The word viśvaṅ is significant in this verse. One who travels perfectly in every field of activity is called the puruṣa or kṣetrajña. These two terms, kṣetrajña and puruṣa, are equally applicable to both the individual self and the Supreme Self, the Lord. In the Bhagavad-gītā (BG 13.3) the matter is explained as follows:
- kṣetra-jñaṁ cāpi māṁ viddhi
- sarva-kṣetreṣu bhārata
- kṣetra-kṣetrajñayor jñānaṁ
- yat taj jñānaṁ mataṁ mama
kṣetra means the place, and one who knows the place is called the kṣetrajña. The individual self knows about his limited field of activities, but the Supreme Self, the Lord, knows about the unlimited field of activities. The individual soul knows about his own thinking, feeling and willing activities, but the Supersoul, or the Paramātmā, the supreme controller, being present everywhere, knows everyone's thinking, feeling and willing activities, and as such the individual living entity is the minute master of his personal affairs whereas the Supreme Personality of Godhead is the master of everyone's affairs, past, present and future (vedāhaṁ samatītāni, etc. (BG 7.26)).
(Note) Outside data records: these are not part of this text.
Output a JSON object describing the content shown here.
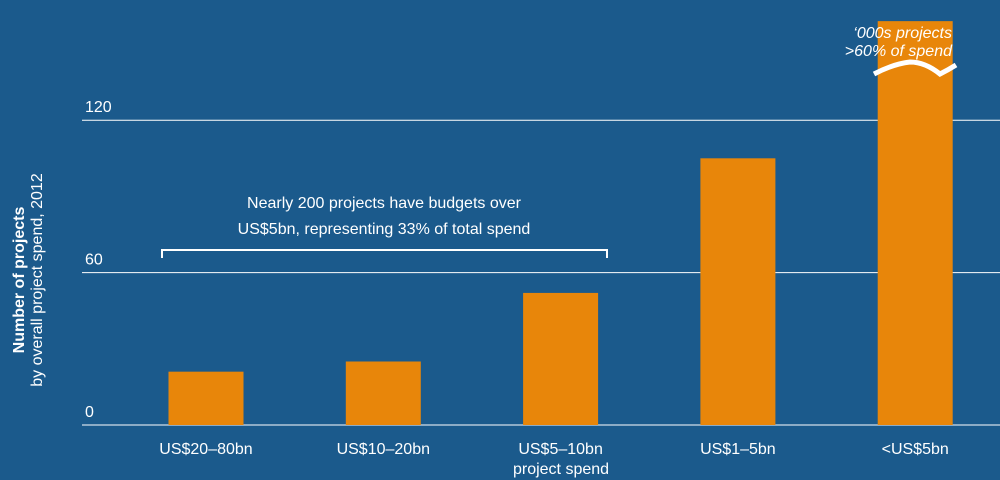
{
  "chart_data": {
    "type": "bar",
    "ylabel": "Number of projects",
    "ylabel_sub": "by overall project spend, 2012",
    "xlabel": "project spend",
    "categories": [
      "US$20–80bn",
      "US$10–20bn",
      "US$5–10bn",
      "US$1–5bn",
      "<US$5bn"
    ],
    "values": [
      21,
      25,
      52,
      105,
      159
    ],
    "color": "#e8860a",
    "ylim": [
      0,
      160
    ],
    "yticks": [
      0,
      60,
      120
    ],
    "grid": true,
    "annotation": [
      "Nearly 200 projects have budgets over",
      "US$5bn, representing 33% of total spend"
    ],
    "break_note": [
      "‘000s projects",
      ">60% of spend"
    ]
  }
}
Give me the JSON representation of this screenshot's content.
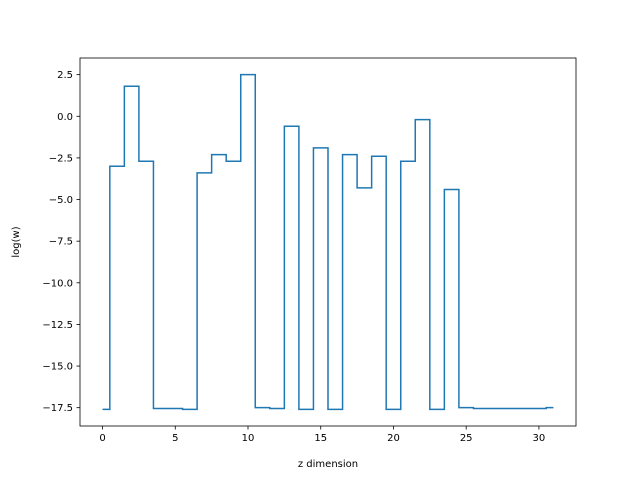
{
  "chart_data": {
    "type": "line",
    "step": "mid",
    "title": "",
    "xlabel": "z dimension",
    "ylabel": "log(w)",
    "xlim": [
      -1.55,
      32.55
    ],
    "ylim": [
      -18.6,
      3.5
    ],
    "xticks": [
      0,
      5,
      10,
      15,
      20,
      25,
      30
    ],
    "xtick_labels": [
      "0",
      "5",
      "10",
      "15",
      "20",
      "25",
      "30"
    ],
    "yticks": [
      2.5,
      0.0,
      -2.5,
      -5.0,
      -7.5,
      -10.0,
      -12.5,
      -15.0,
      -17.5
    ],
    "ytick_labels": [
      "2.5",
      "0.0",
      "−2.5",
      "−5.0",
      "−7.5",
      "−10.0",
      "−12.5",
      "−15.0",
      "−17.5"
    ],
    "grid": false,
    "series": [
      {
        "color": "#1f77b4",
        "x": [
          0,
          1,
          2,
          3,
          4,
          5,
          6,
          7,
          8,
          9,
          10,
          11,
          12,
          13,
          14,
          15,
          16,
          17,
          18,
          19,
          20,
          21,
          22,
          23,
          24,
          25,
          26,
          27,
          28,
          29,
          30,
          31
        ],
        "y": [
          -17.6,
          -3.0,
          1.8,
          -2.7,
          -17.55,
          -17.55,
          -17.6,
          -3.4,
          -2.3,
          -2.7,
          2.5,
          -17.5,
          -17.55,
          -0.6,
          -17.6,
          -1.9,
          -17.6,
          -2.3,
          -4.3,
          -2.4,
          -17.6,
          -2.7,
          -0.2,
          -17.6,
          -4.4,
          -17.5,
          -17.55,
          -17.55,
          -17.55,
          -17.55,
          -17.55,
          -17.5
        ]
      }
    ]
  }
}
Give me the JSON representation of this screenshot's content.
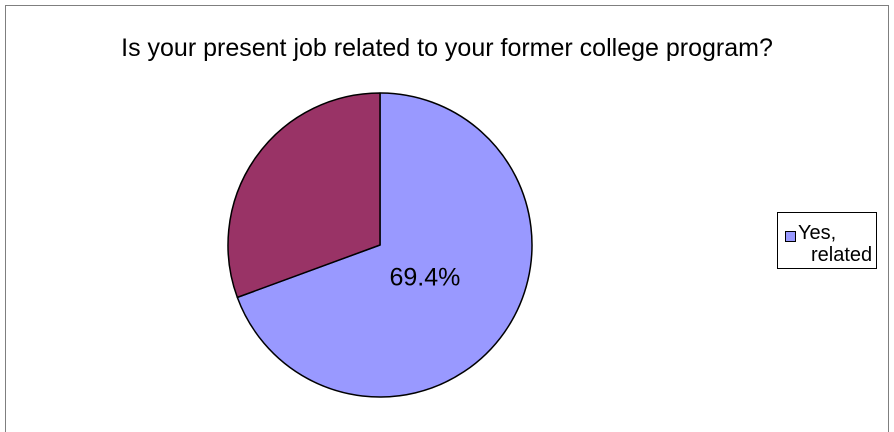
{
  "chart_data": {
    "type": "pie",
    "title": "Is your present job related to your former college program?",
    "slices": [
      {
        "name": "Yes, related",
        "value": 69.4,
        "color": "#9999ff",
        "label": "69.4%"
      },
      {
        "value": 30.6,
        "color": "#993366"
      }
    ],
    "legend": {
      "position": "right",
      "entries": [
        {
          "line1": "Yes,",
          "line2": "related",
          "color": "#9999ff"
        }
      ]
    }
  }
}
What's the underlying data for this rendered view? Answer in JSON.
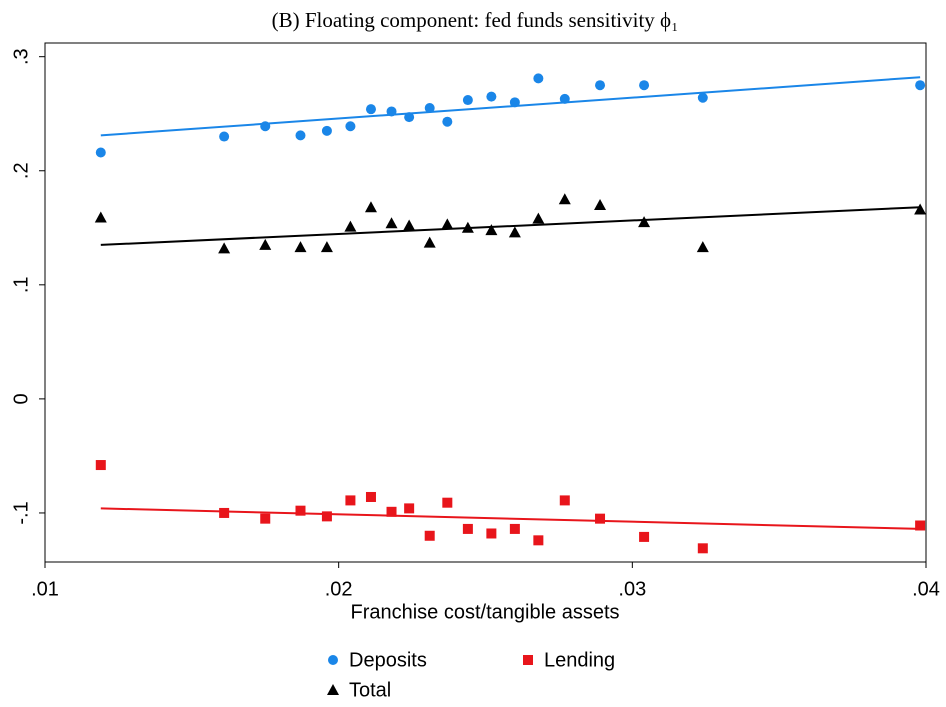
{
  "chart_data": {
    "type": "scatter",
    "title": "(B) Floating component: fed funds sensitivity ϕ₁",
    "x_label": "Franchise cost/tangible assets",
    "xlim": [
      0.01,
      0.04
    ],
    "xticks": [
      {
        "value": 0.01,
        "label": ".01"
      },
      {
        "value": 0.02,
        "label": ".02"
      },
      {
        "value": 0.03,
        "label": ".03"
      },
      {
        "value": 0.04,
        "label": ".04"
      }
    ],
    "ylim": [
      -0.143,
      0.312
    ],
    "yticks": [
      {
        "value": -0.1,
        "label": "-.1"
      },
      0,
      {
        "value": 0.1,
        "label": ".1"
      },
      {
        "value": 0.2,
        "label": ".2"
      },
      {
        "value": 0.3,
        "label": ".3"
      }
    ],
    "x": [
      0.0119,
      0.0161,
      0.0175,
      0.0187,
      0.0196,
      0.0204,
      0.0211,
      0.0218,
      0.0224,
      0.0231,
      0.0237,
      0.0244,
      0.0252,
      0.026,
      0.0268,
      0.0277,
      0.0289,
      0.0304,
      0.0324,
      0.0398
    ],
    "series": [
      {
        "name": "Deposits",
        "color": "#1a86e8",
        "marker": "circle",
        "values": [
          0.216,
          0.23,
          0.239,
          0.231,
          0.235,
          0.239,
          0.254,
          0.252,
          0.247,
          0.255,
          0.243,
          0.262,
          0.265,
          0.26,
          0.281,
          0.263,
          0.275,
          0.275,
          0.264,
          0.275
        ],
        "fit": {
          "x": [
            0.0119,
            0.0398
          ],
          "y": [
            0.231,
            0.282
          ]
        }
      },
      {
        "name": "Lending",
        "color": "#e8151b",
        "marker": "square",
        "values": [
          -0.058,
          -0.1,
          -0.105,
          -0.098,
          -0.103,
          -0.089,
          -0.086,
          -0.099,
          -0.096,
          -0.12,
          -0.091,
          -0.114,
          -0.118,
          -0.114,
          -0.124,
          -0.089,
          -0.105,
          -0.121,
          -0.131,
          -0.111
        ],
        "fit": {
          "x": [
            0.0119,
            0.0398
          ],
          "y": [
            -0.096,
            -0.114
          ]
        }
      },
      {
        "name": "Total",
        "color": "#000000",
        "marker": "triangle",
        "values": [
          0.159,
          0.132,
          0.135,
          0.133,
          0.133,
          0.151,
          0.168,
          0.154,
          0.152,
          0.137,
          0.153,
          0.15,
          0.148,
          0.146,
          0.158,
          0.175,
          0.17,
          0.155,
          0.133,
          0.166
        ],
        "fit": {
          "x": [
            0.0119,
            0.0398
          ],
          "y": [
            0.135,
            0.168
          ]
        }
      }
    ]
  }
}
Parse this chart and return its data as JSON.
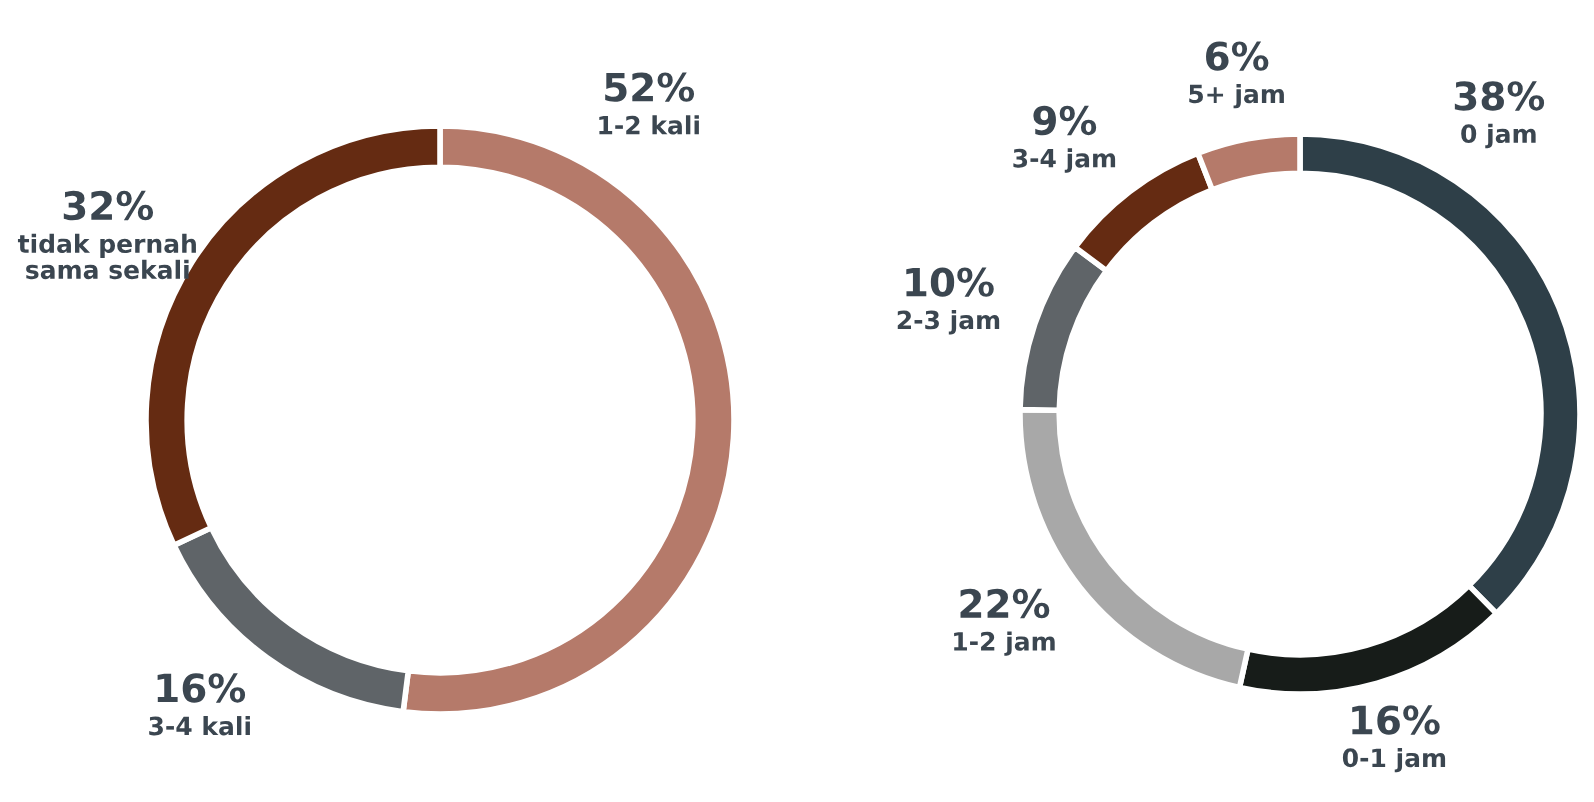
{
  "chart_data": [
    {
      "type": "donut",
      "categories": [
        "1-2 kali",
        "3-4 kali",
        "tidak pernah\nsama sekali"
      ],
      "values": [
        52,
        16,
        32
      ],
      "value_labels": [
        "52%",
        "16%",
        "32%"
      ],
      "colors": [
        "#b57a6a",
        "#5f6468",
        "#652b12"
      ]
    },
    {
      "type": "donut",
      "categories": [
        "0 jam",
        "0-1 jam",
        "1-2 jam",
        "2-3 jam",
        "3-4 jam",
        "5+ jam"
      ],
      "values": [
        38,
        16,
        22,
        10,
        9,
        6
      ],
      "value_labels": [
        "38%",
        "16%",
        "22%",
        "10%",
        "9%",
        "6%"
      ],
      "colors": [
        "#2e3f48",
        "#171c19",
        "#a8a8a8",
        "#5f6468",
        "#652b12",
        "#b57a6a"
      ]
    }
  ]
}
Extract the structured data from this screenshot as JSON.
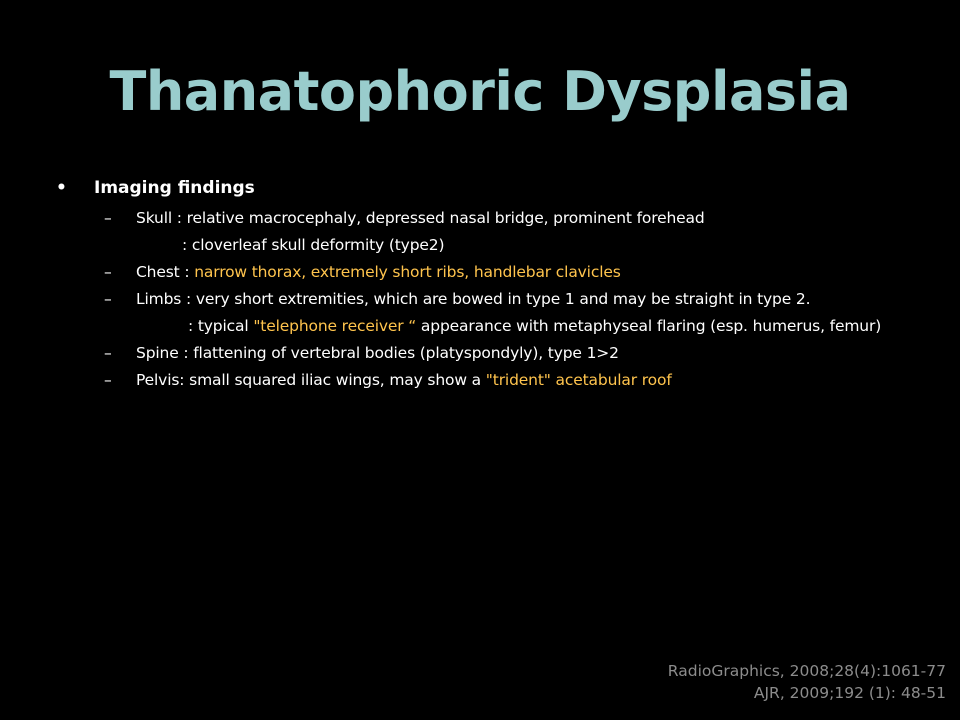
{
  "slide": {
    "title": "Thanatophoric Dysplasia",
    "bullet_glyph": "•",
    "dash_glyph": "–",
    "heading": "Imaging findings",
    "skull": {
      "label": "Skull : ",
      "text": "relative macrocephaly, depressed nasal bridge, prominent forehead",
      "continuation": ": cloverleaf skull deformity (type2)"
    },
    "chest": {
      "label": "Chest : ",
      "highlight": "narrow thorax, extremely short ribs, handlebar clavicles"
    },
    "limbs": {
      "label": "Limbs : ",
      "text": "very short extremities, which are bowed in type 1 and may be straight in type 2.",
      "cont_prefix": ": typical ",
      "cont_highlight": "\"telephone receiver “",
      "cont_suffix": " appearance with metaphyseal flaring (esp. humerus, femur)"
    },
    "spine": {
      "label": "Spine : ",
      "text": "flattening of vertebral bodies (platyspondyly), type 1>2"
    },
    "pelvis": {
      "label": "Pelvis: ",
      "text": "small squared iliac wings, may show a ",
      "highlight": "\"trident\" acetabular roof"
    },
    "references": [
      "RadioGraphics, 2008;28(4):1061-77",
      "AJR, 2009;192 (1): 48-51"
    ]
  },
  "colors": {
    "background": "#000000",
    "title": "#99cccc",
    "text": "#ffffff",
    "highlight": "#ffc44d",
    "references": "#8c8c8c"
  }
}
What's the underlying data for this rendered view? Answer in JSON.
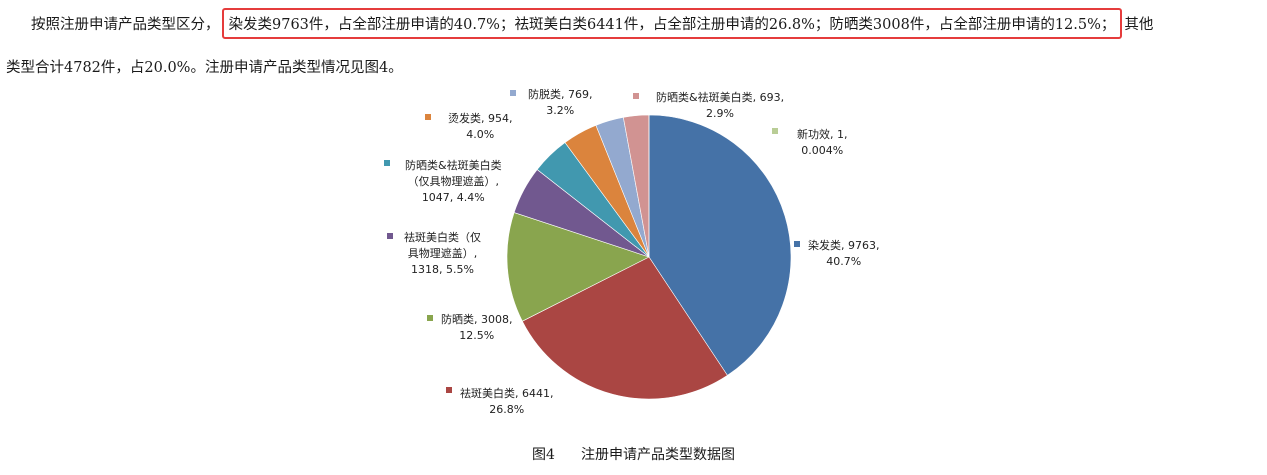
{
  "paragraph": {
    "prefix": "按照注册申请产品类型区分，",
    "highlight": "染发类9763件，占全部注册申请的40.7%；祛斑美白类6441件，占全部注册申请的26.8%；防晒类3008件，占全部注册申请的12.5%；",
    "suffix": "其他",
    "line2": "类型合计4782件，占20.0%。注册申请产品类型情况见图4。"
  },
  "caption": {
    "number": "图4",
    "text": "注册申请产品类型数据图"
  },
  "chart_data": {
    "type": "pie",
    "title": "",
    "slices": [
      {
        "name": "染发类",
        "value": 9763,
        "percent": "40.7%",
        "color": "#4572a7",
        "label_lines": [
          "染发类, 9763,",
          "40.7%"
        ]
      },
      {
        "name": "祛斑美白类",
        "value": 6441,
        "percent": "26.8%",
        "color": "#aa4643",
        "label_lines": [
          "祛斑美白类, 6441,",
          "26.8%"
        ]
      },
      {
        "name": "防晒类",
        "value": 3008,
        "percent": "12.5%",
        "color": "#89a54e",
        "label_lines": [
          "防晒类, 3008,",
          "12.5%"
        ]
      },
      {
        "name": "祛斑美白类（仅具物理遮盖）",
        "value": 1318,
        "percent": "5.5%",
        "color": "#71588f",
        "label_lines": [
          "祛斑美白类（仅",
          "具物理遮盖）,",
          "1318, 5.5%"
        ]
      },
      {
        "name": "防晒类&祛斑美白类（仅具物理遮盖）",
        "value": 1047,
        "percent": "4.4%",
        "color": "#4198af",
        "label_lines": [
          "防晒类&祛斑美白类",
          "（仅具物理遮盖）,",
          "1047, 4.4%"
        ]
      },
      {
        "name": "烫发类",
        "value": 954,
        "percent": "4.0%",
        "color": "#db843d",
        "label_lines": [
          "烫发类, 954,",
          "4.0%"
        ]
      },
      {
        "name": "防脱类",
        "value": 769,
        "percent": "3.2%",
        "color": "#93a9cf",
        "label_lines": [
          "防脱类, 769,",
          "3.2%"
        ]
      },
      {
        "name": "防晒类&祛斑美白类",
        "value": 693,
        "percent": "2.9%",
        "color": "#d19392",
        "label_lines": [
          "防晒类&祛斑美白类, 693,",
          "2.9%"
        ]
      },
      {
        "name": "新功效",
        "value": 1,
        "percent": "0.004%",
        "color": "#b9cd96",
        "label_lines": [
          "新功效, 1,",
          "0.004%"
        ]
      }
    ]
  }
}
Only the ignorant person does not know this difference between the Lord and the living entities. The living entities, as distinguished from incognizant matter, may be qualitatively equal to the Lord in cognizance, but the living entity can never be equal to the Lord in full knowledge of past, present and future.
And because the living entity is partially cognizant, he is therefore sometimes forgetful of his own identity. This forgetfulness is specifically manifested in the field of the ekapād-vibhūti of the Lord, or in the material world, but in the tripād-vibhūti field of actions, or in the spiritual world, there is no forgetfulness by the living entities, who are free from all kinds of contaminations resulting from the forgetful state of existence. The material body is the symbol of the gross and subtle form of forgetfulness; therefore the whole atmosphere of the material world is called avidyā, or nescience, whereas the whole atmosphere of the spiritual world is called vidyā, or full of knowledge. There are different stages of avidyā, and they are called dharma, artha and mokṣa. The idea of mokṣa, or liberation, held by the monist in the matter of oneness of the living entity and the Lord by ultimate merging in one, is also the last stage of materialism or forgetfulness. Knowledge of the qualitative oneness of the self and Superself is partial knowledge and ignorance also because there is no knowledge of quantitative difference, as explained above. The individual self can never be equal to the Lord in cognizance; otherwise he could not be placed in the state of forgetfulness. So, because there is a stage of forgetfulness of the individual selves, or the living entities, there is always a gulf of difference between the Lord and the living entity, as between the part and the whole. The part is never equal to the whole. So the conception of one hundred percent equality of the living being with the Lord is also nescience.
In the field of nescience, activities are directed toward lording it over the creation. In the material world, therefore, everyone is engaged in acquiring material opulence to lord it over the material world. Therefore there is always clash and frustration, which are the symptoms of nescience. But in the field of knowledge, there is devotional service to the Lord (bhakti). Therefore there is no chance of being contaminated by the influence of nescience or forgetfulness (avidyā) in the liberated stage of devotional activities. The Lord is thus the proprietor of the fields both of nescience and of cognition, and it remains the choice of the living entity to exist in either of the above regions.